How it Works

Will Barter Work for You?

Written by, Samuel K. Burlum, Investigative Reporter
and author of The Green Lane, a syndicated column
Published on 6/06/16, a SamBurlum.com Exclusive

Are you a local or regional business looking for a competitive edge? Or maybe you are a business located on Main Street that has a limited budget set aside for marketing your business however you know you need to enhance and increase your marketing efforts. You tried getting a small loan to grow your business, however like many small business owners you find out that the banks are not lending money to entrepreneurs like they once did. You also find out that yes, you can use your credit cards but they come with a price of steep interest rates.
So how do you, as a small business how do you get the things you need without the consequences of racking up debt? The wonderful thing about your situation is that your business is not alone. Many businesses find this situation frustrating, during a time when cash is limited and competition is fierce.

 

“Badger Barter is a wonderful way for our nonprofit to stretch our limited resources. We are able to offer more services to members, because of products and services offered on Badger Barter. The customer service from the Badger Barter Staff is top notch. They are always responsive and find a solution to my questions.” ~Colin Murray, Executive Director, Dane Buy Local

Barter post

Barter is Smarter

Well, take a moment to consider barter. Yes, barter, which offers significant purchasing power for a local and regional business which has limited cash flow, yet desires to grow its business and acquire its business needs. By joining a barter platform, that is already established with a large number of participants, your business can take advantage of an existing business network of other businesses that utilities barter to fulfill their growth needs.

Businesses within a barter platform can trade services to fit their growth needs, reserving their cash for necessities such as rent, utilities, and inventory. If one thinks about all of the items a local business needs, there are many items which are common to all new start-ups. Business cards, a sign for the business location, marketing materials, legal and consulting services, and equipment repair, can all some of the products and services that can be exchanged for using a barter system.

If your business has a mark-up of at least 30% margin on your products and/or services; and are in need of expanding your business, yet lack the cash to do so, then barter may be an excellent choice for you. If you’re a business who appreciates a financial model to limit debt and wishes to leverage your skill sets to create value, the barter is a great way in achieving this goal.
Barter also offers lead generation and brand loyalty. When a business is engaged in, and implements barter as part of its ongoing business strategy, it will usually remain doing business with fellow bartering businesses due to the benefits of the barter. This gives new businesses an advantage to build its B-2-B clientele, while also accumulating barter credits it can spend on its growth needs.
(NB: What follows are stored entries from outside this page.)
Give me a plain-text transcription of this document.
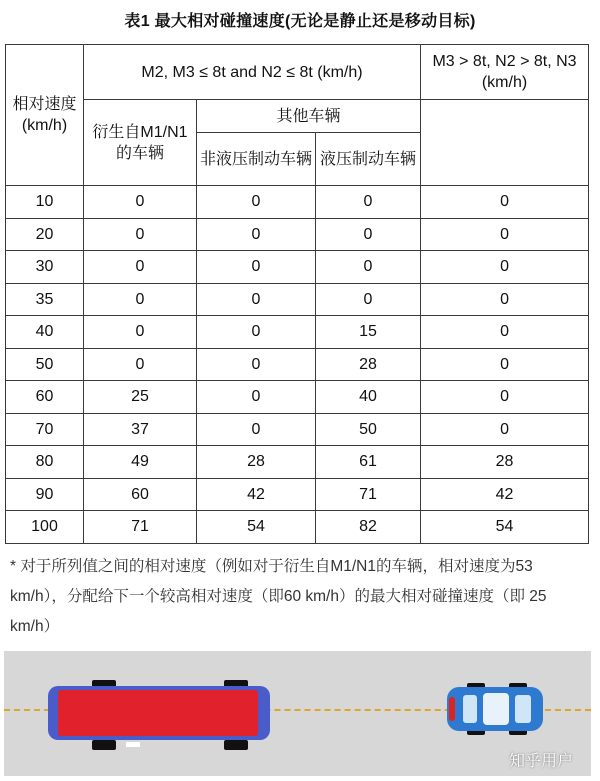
表1 最大相对碰撞速度(无论是静止还是移动目标)
相对速度(km/h)	M2, M3 ≤ 8t and N2 ≤ 8t (km/h)			M3 > 8t, N2 > 8t, N3 (km/h)
	衍生自M1/N1的车辆	其他车辆		
		非液压制动车辆	液压制动车辆	
10	0	0	0	0
20	0	0	0	0
30	0	0	0	0
35	0	0	0	0
40	0	0	15	0
50	0	0	28	0
60	25	0	40	0
70	37	0	50	0
80	49	28	61	28
90	60	42	71	42
100	71	54	82	54
* 对于所列值之间的相对速度（例如对于衍生自M1/N1的车辆，相对速度为53 km/h），分配给下一个较高相对速度（即60 km/h）的最大相对碰撞速度（即 25 km/h）
知乎用户
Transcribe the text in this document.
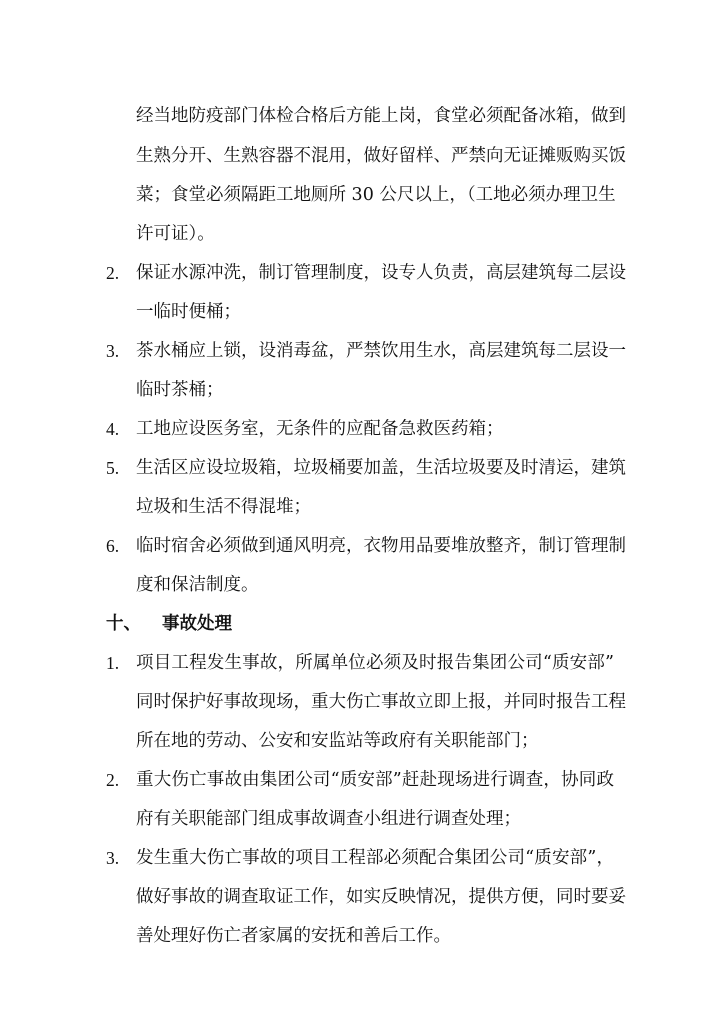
经当地防疫部门体检合格后方能上岗，食堂必须配备冰箱，做到
生熟分开、生熟容器不混用，做好留样、严禁向无证摊贩购买饭
菜；食堂必须隔距工地厕所 30 公尺以上，（工地必须办理卫生
许可证）。
2. 保证水源冲洗，制订管理制度，设专人负责，高层建筑每二层设
一临时便桶；
3. 茶水桶应上锁，设消毒盆，严禁饮用生水，高层建筑每二层设一
临时茶桶；
4. 工地应设医务室，无条件的应配备急救医药箱；
5. 生活区应设垃圾箱，垃圾桶要加盖，生活垃圾要及时清运，建筑
垃圾和生活不得混堆；
6. 临时宿舍必须做到通风明亮，衣物用品要堆放整齐，制订管理制
度和保洁制度。
十、 事故处理
1. 项目工程发生事故，所属单位必须及时报告集团公司“质安部”
同时保护好事故现场，重大伤亡事故立即上报，并同时报告工程
所在地的劳动、公安和安监站等政府有关职能部门；
2. 重大伤亡事故由集团公司“质安部”赶赴现场进行调查，协同政
府有关职能部门组成事故调查小组进行调查处理；
3. 发生重大伤亡事故的项目工程部必须配合集团公司“质安部”，
做好事故的调查取证工作，如实反映情况，提供方便，同时要妥
善处理好伤亡者家属的安抚和善后工作。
So if you are a local or regional business owner whose business is a sole proprietorship, an limited liability company (LLC), or a family owned business, you could also pass along the barter credits to your personal use for at home needs. Barter can be used for other types of purchases such as meals and entertainment at participating restaurants; or for general lifestyle services such as salons and spas, or even for a home renovation.
Statistics show a recent rise in the use of barter by small to medium businesses. The latest study conducted by International Reciprocal Trade Association, or IRTA, estimate over 400,000 businesses worldwide transacted in barter that was equivalent to $12 billion dollars, worth the products and serviced exchanged, in 2010, and expects that number to increase by 5% to 10% in next coming years.
“A barter exchange acts as a third party record keeper for its participating business clients. These member businesses buy and sell products and services on a barter basis using credits to account for each transaction. Barter exchanges practice third party bartering, meaning the seller does not have to buy from whom he or she sold to, rather, the seller’s account is credited the value of the sale in trade dollars. This modern trade and barter method is different than the ancient “direct trade” when people swapped one thing for another. Modern trade and barter has evolved into a sophisticated alternative way for business owners to increase sales and revenue conserving cash, move inventory, maximize their excess or unused capacity to improve their financial bottom line” according to the IRTA.

Some examples of barter platforms are that of Badger Barter, located in Sauk Prairie, Wisconsin which hosts over 600 businesses in their barter exchange. The largest exchange is operated by the IRTA itself, called Universal Currency, the largest of its kind in the world. Since 1982, such barter exchanges were formally recognized by the Internal Revenue Service, where one must declare the value of the goods/services they obtain via barter. This action by the US IRS has aided in legitimizing the value of a barter system.